Hanno pesato perché la stampa li ha enfatizzati, come era prevedibile, ma i sondaggi dicono che l’opinione pubblica è ancora con la Merkel. Anche in Baviera. 

Dove si voterà in ottobre.

La chiave di volta di tutta questa vicenda sono proprio le elezioni in Baviera. La Csu è terrorizzata dall’eventualità di perdere la maggioranza assoluta, cosa che quasi certamente avverrà. 

Qual è il suo pronostico?

Ls Csu potrebbe ottenere un consenso intorno al 40 per cento, dicendo addio alla maggioranza assoluta. Uno shock, perché ha sempre governato da sola. Ora dovrà allearsi.

Una linea più intransigente sugli immigrati avrebbe consentito alla Csu di recuperare i voti in uscita verso AfD?

In realtà anche in Baviera i due terzi degli elettori sono favorevoli alla linea della Merkel e non a quella di Seehofer. Probabilmente il ministro si è reso conto che andando dietro ad Alternative für Deutschland avrebbe recuperato qualche voto a destra perdendone però molti di più al centro.

La politica delle porte aperte risale al 2015, all’apertura delle frontiere tedesche per i migranti provenienti dalla rotta balcanica. Come è mutato il giudizio sulla Merkel da allora?

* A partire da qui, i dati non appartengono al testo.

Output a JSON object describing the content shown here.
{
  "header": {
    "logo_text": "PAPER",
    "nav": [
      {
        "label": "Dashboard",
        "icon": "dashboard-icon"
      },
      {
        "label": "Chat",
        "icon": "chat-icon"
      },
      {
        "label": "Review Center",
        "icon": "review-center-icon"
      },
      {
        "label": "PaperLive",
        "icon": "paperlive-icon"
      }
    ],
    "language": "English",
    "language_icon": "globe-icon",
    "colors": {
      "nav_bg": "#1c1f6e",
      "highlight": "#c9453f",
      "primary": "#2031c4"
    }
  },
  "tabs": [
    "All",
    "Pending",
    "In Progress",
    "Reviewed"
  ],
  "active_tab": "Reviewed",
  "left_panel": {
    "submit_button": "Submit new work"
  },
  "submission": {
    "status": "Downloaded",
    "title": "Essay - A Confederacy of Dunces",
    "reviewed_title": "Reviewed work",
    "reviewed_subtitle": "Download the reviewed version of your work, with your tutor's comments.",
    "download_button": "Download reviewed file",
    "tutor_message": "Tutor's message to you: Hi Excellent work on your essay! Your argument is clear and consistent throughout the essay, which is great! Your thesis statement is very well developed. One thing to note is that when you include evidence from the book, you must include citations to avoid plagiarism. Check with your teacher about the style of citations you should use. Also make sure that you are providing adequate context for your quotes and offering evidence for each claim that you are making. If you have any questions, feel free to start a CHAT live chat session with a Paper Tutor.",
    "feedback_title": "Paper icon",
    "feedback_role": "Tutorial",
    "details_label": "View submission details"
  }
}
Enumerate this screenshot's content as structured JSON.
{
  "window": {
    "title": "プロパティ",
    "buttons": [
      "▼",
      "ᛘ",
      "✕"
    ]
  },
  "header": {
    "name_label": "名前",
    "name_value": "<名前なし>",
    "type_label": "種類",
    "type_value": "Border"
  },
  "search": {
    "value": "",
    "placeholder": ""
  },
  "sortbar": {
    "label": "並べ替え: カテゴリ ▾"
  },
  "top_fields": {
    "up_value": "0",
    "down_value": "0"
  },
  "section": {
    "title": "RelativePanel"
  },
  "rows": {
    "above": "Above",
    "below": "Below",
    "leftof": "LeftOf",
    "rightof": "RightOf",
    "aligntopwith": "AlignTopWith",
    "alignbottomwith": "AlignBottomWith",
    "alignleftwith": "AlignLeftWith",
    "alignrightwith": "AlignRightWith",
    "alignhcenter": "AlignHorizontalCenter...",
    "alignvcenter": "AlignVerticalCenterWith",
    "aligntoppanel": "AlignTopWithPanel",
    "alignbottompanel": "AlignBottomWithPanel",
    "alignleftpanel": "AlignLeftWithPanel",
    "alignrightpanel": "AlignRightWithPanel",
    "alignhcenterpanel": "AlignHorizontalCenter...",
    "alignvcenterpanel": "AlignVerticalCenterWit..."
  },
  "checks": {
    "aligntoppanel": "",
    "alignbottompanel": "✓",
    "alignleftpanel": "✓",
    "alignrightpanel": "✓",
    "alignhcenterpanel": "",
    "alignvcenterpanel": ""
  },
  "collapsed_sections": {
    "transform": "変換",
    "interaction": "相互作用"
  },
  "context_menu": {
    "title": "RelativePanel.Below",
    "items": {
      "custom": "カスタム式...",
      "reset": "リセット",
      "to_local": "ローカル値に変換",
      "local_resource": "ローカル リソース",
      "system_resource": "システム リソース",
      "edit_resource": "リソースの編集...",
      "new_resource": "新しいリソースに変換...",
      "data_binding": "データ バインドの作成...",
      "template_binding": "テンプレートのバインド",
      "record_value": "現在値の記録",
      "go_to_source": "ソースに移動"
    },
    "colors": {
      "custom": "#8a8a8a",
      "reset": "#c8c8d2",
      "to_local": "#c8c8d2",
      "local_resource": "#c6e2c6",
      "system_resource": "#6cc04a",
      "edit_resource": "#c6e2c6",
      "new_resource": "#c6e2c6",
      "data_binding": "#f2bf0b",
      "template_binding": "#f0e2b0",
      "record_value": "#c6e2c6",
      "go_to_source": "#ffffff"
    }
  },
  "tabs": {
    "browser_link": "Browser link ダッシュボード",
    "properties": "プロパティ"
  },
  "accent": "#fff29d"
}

Inizialmente quella decisione è stata accolta bene dall’opinione pubblica, ma quando si è visto che la situazione era fuori controllo, c’è stato un riflusso anti-immigrati. Nonostante questo, la gente è più pragmatica che ostile. Che quanto accaduto abbia un po’ incrinato il rapporto di fiducia verso la Merkel è vero: però, anche i tedeschi che non le perdonano di avere gestito l’emergenza con troppa approssimazione, non per questo scelgono i partiti che stanno dall’altra parte.

Anche Trump ha tentato di usare l’immigrazione contro la Merkel.

Trump ha detto che la criminalità in Germania è cresciuta a causa degli immigrati, ma i dati dicono che non è vero. In questo modo il presidente americano è stato percepito come un fattore di disturbo, per di più sulla base di dati falsi, con il risultato di stimolare la coesione tedesca e di giocare a favore della Merkel.